On Wed, 18 Feb 2004 09:17:11 GMT, (Mike W)

wrote:

I have a need to produce an accurate 4Mhz 50% dutycycle TTL squarewave
to use as a timebase.

I have a 10Mhz IQD frequency standard of suitable accuracy. How can I
divide this to produce the 50% duty cycle 4Mhz signal?. Is it even
possible with logic alone?. I can see how to mix with either 6Mhz or
14Mhz, but this then detracts from the required accuracy.


Several approaches spring to mind. You stated "accurate" - they all

provide
that, but jitter is introduced in all of them:

1. VCO at 4MHz, divide by 4 and lock to Fref = 1MHz from your 10 Meg

source
divided by ten.

2. VCO at a multiple of 10M - say 40 MHz - locked to your 10M ref and
divided down (by in this case 10) to give 4 MHz output.


I would suggest using a 4MHz crystal oscillator as your VCO. Small varicap
to alter the VXO frequency (or use an ordinary diode or LED as the varicap,
see
http://www.hanssummers.com/radio/varicap/varicap.htm). The inherent
stability of the VXO will allow you to use a very slow PLL, which will
result in minimal jitter.


Agreed, a VCXO is a good way to go if you do need a VCO.

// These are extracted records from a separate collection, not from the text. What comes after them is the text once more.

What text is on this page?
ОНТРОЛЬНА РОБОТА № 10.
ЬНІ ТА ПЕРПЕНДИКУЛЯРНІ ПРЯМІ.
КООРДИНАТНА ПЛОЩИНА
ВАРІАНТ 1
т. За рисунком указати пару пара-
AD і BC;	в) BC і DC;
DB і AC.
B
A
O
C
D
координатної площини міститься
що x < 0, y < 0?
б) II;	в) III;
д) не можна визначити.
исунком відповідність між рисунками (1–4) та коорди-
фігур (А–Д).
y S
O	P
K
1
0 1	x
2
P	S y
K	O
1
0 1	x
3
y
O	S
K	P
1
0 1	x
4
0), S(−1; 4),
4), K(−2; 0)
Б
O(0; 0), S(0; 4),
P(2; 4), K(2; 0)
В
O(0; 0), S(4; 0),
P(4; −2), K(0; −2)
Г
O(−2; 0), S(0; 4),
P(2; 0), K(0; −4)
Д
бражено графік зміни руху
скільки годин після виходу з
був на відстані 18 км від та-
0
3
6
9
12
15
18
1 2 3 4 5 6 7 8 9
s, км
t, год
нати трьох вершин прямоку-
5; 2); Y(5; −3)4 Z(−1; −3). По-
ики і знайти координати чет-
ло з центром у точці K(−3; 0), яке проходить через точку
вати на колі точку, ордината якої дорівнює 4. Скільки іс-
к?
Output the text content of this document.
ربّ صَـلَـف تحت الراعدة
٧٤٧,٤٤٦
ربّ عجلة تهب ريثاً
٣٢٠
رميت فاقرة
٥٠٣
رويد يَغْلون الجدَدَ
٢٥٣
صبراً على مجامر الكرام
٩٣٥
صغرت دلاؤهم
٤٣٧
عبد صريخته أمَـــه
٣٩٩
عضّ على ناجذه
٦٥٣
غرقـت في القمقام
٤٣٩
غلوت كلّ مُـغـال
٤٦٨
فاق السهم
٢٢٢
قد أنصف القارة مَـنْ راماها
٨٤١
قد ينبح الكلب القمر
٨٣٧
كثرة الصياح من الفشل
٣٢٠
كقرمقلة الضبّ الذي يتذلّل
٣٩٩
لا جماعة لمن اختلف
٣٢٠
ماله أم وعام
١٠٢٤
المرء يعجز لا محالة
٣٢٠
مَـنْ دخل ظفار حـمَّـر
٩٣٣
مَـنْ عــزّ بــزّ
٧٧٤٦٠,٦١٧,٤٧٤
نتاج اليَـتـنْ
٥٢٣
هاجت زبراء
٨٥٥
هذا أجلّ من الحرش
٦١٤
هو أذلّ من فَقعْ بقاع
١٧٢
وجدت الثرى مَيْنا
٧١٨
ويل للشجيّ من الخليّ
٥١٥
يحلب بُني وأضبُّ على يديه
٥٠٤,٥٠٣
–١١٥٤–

Remember, the o/p didn't reference any jitter sensitivity in the task, which may
be simple timing or gated counting of a pulse train. Neither is
jitter-sensitive.

If jitter isn't an issue, I'd personally KISS and go with #3. Small footprint,
small dissipation, no tuned circuits, no PLL parameters to calculate, no VCO's
to build, no VCXO's or xtals to buy. Only one RC time constant to calculate (or
optimise by SOT) to minimise jitter if inclined to bother.